EBI's Rebholz-Schuhmann says that at the heart of any effective text-mining solution must be the ability to analyze large sets of documents and deliver extracted results in a standardized way. "The names and concepts often represent either molecular objects or complex abstract objects, such as a disease, that cannot be defined in a formal way denoting all details of the scientific evidence that the researcher has ob-served," he says. "It is important that such textual representations are general enough to be relevant and meaningful for a larger community of researchers, and that they are not too specific to only the work of the researcher." Rebholz-Schuhmann is optimistic that the text-mining community will overcome the hurdle of alternative interpretations of unstructured text through improved standardization of the representation of semantics in the documents, where different text-mining solutions deliver alternative interpretations similar to different variants of classification or clustering techniques in the case of experimental data.
Researchers are also looking at ways to utilize image data in the mining process. Genome Technology's sister publication BioInform recently reported on a team at the University of Wisconsin-Milwaukee College of Health Sciences that is developing a platform to scan over images in an article and map them to the abstract. The project plans to build on work published by UW-Milwaukee Assistant Professor Hong Yu, who, in 2006, published a description of a prototype called BioEx, a user interface capable of associating captions from particular images to article abstracts. The difficulties involved in using image data are many. Different journals are not always structured to be machine-readable, and therefore it is not always trivial to obtain images.
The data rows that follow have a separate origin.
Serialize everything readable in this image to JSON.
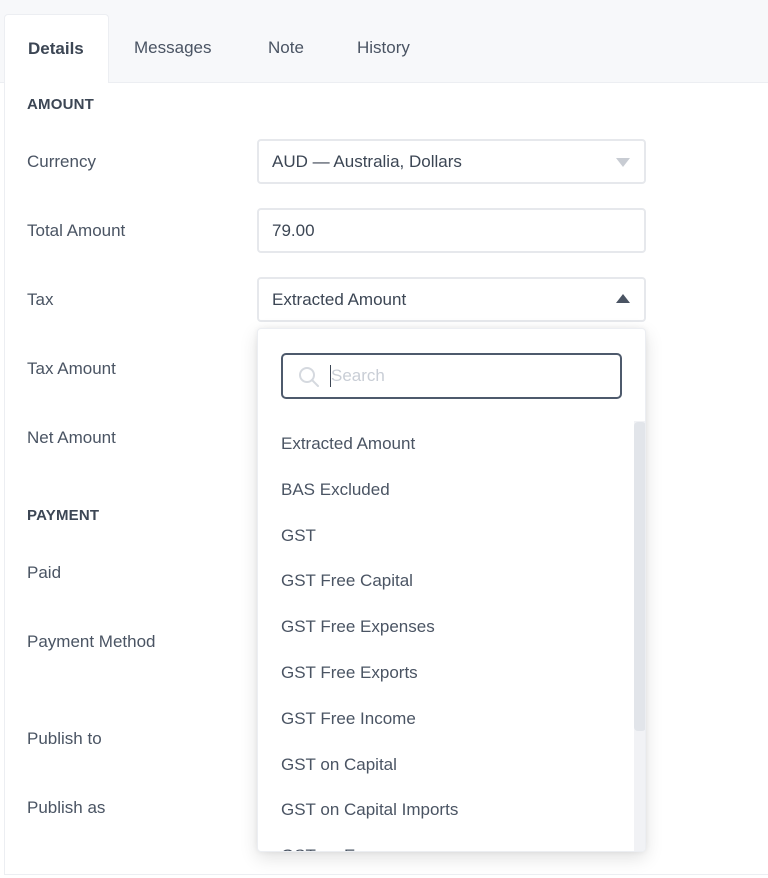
{
  "tabs": [
    {
      "label": "Details",
      "active": true
    },
    {
      "label": "Messages",
      "active": false
    },
    {
      "label": "Note",
      "active": false
    },
    {
      "label": "History",
      "active": false
    }
  ],
  "amount_section": {
    "title": "AMOUNT",
    "currency": {
      "label": "Currency",
      "value": "AUD — Australia, Dollars"
    },
    "total_amount": {
      "label": "Total Amount",
      "value": "79.00"
    },
    "tax": {
      "label": "Tax",
      "value": "Extracted Amount"
    },
    "tax_amount": {
      "label": "Tax Amount"
    },
    "net_amount": {
      "label": "Net Amount"
    }
  },
  "payment_section": {
    "title": "PAYMENT",
    "paid": {
      "label": "Paid"
    },
    "payment_method": {
      "label": "Payment Method"
    },
    "publish_to": {
      "label": "Publish to"
    },
    "publish_as": {
      "label": "Publish as"
    }
  },
  "tax_dropdown": {
    "search_placeholder": "Search",
    "options": [
      "Extracted Amount",
      "BAS Excluded",
      "GST",
      "GST Free Capital",
      "GST Free Expenses",
      "GST Free Exports",
      "GST Free Income",
      "GST on Capital",
      "GST on Capital Imports",
      "GST on Expenses"
    ]
  },
  "colors": {
    "text": "#3c4654",
    "tab_bar_bg": "#f7f8fa",
    "border": "#e6e8ec",
    "search_border": "#4e5a6c"
  }
}
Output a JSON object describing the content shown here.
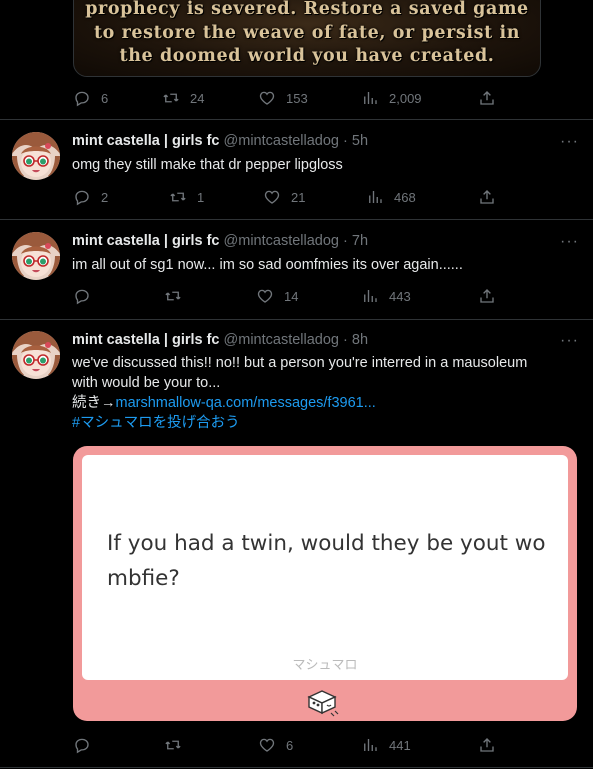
{
  "top_post": {
    "game_text": [
      "prophecy is severed. Restore a saved game",
      "to restore the weave of fate, or persist in",
      "the doomed world you have created."
    ],
    "actions": {
      "replies": "6",
      "retweets": "24",
      "likes": "153",
      "views": "2,009"
    }
  },
  "tweets": [
    {
      "name": "mint castella | girls fc",
      "handle": "@mintcastelladog",
      "time": "· 5h",
      "text": "omg they still make that dr pepper lipgloss",
      "actions": {
        "replies": "2",
        "retweets": "1",
        "likes": "21",
        "views": "468"
      }
    },
    {
      "name": "mint castella | girls fc",
      "handle": "@mintcastelladog",
      "time": "· 7h",
      "text": "im all out of sg1 now... im so sad oomfmies its over again......",
      "actions": {
        "replies": "",
        "retweets": "",
        "likes": "14",
        "views": "443"
      }
    },
    {
      "name": "mint castella | girls fc",
      "handle": "@mintcastelladog",
      "time": "· 8h",
      "text_line1": "we've discussed this!! no!! but a person you're interred in a mausoleum",
      "text_line2": "with would be your to...",
      "more_prefix": "続き→",
      "more_link": "marshmallow-qa.com/messages/f3961...",
      "hashtag": "#マシュマロを投げ合おう",
      "card": {
        "question": "If you had a twin, would they be yout wombfie?",
        "brand": "マシュマロ"
      },
      "actions": {
        "replies": "",
        "retweets": "",
        "likes": "6",
        "views": "441"
      }
    }
  ],
  "ui": {
    "more": "···"
  },
  "colors": {
    "accent": "#1d9bf0",
    "muted": "#71767b",
    "card_bg": "#f29a9a"
  }
}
Variations in image quality present problems as well. "This is an active area of research — lots of exciting work on categorization of images, extraction of information from figure captions, association of figures with free text descriptions, use of images as a quick profile of an article," says Hirschman. "Since images are incredibly rich sources of information, I think this will be very productive for biology."
And while algorithms and software solutions may never totally master this most human of inventions, it can do things no curator or speed-reading scientist is capable of. "The lovely thing about language is that it is so rich in meaning and in structure, and you just won't be able to pre-tag the information while you're writing it because your needs downstream are going to be highly contextualized," says Hayes. "But text mining can come in and very quickly extract exactly what people need, and you're never going to be able to pre-generate that, no matter how good your database development is. That's the amazing thing."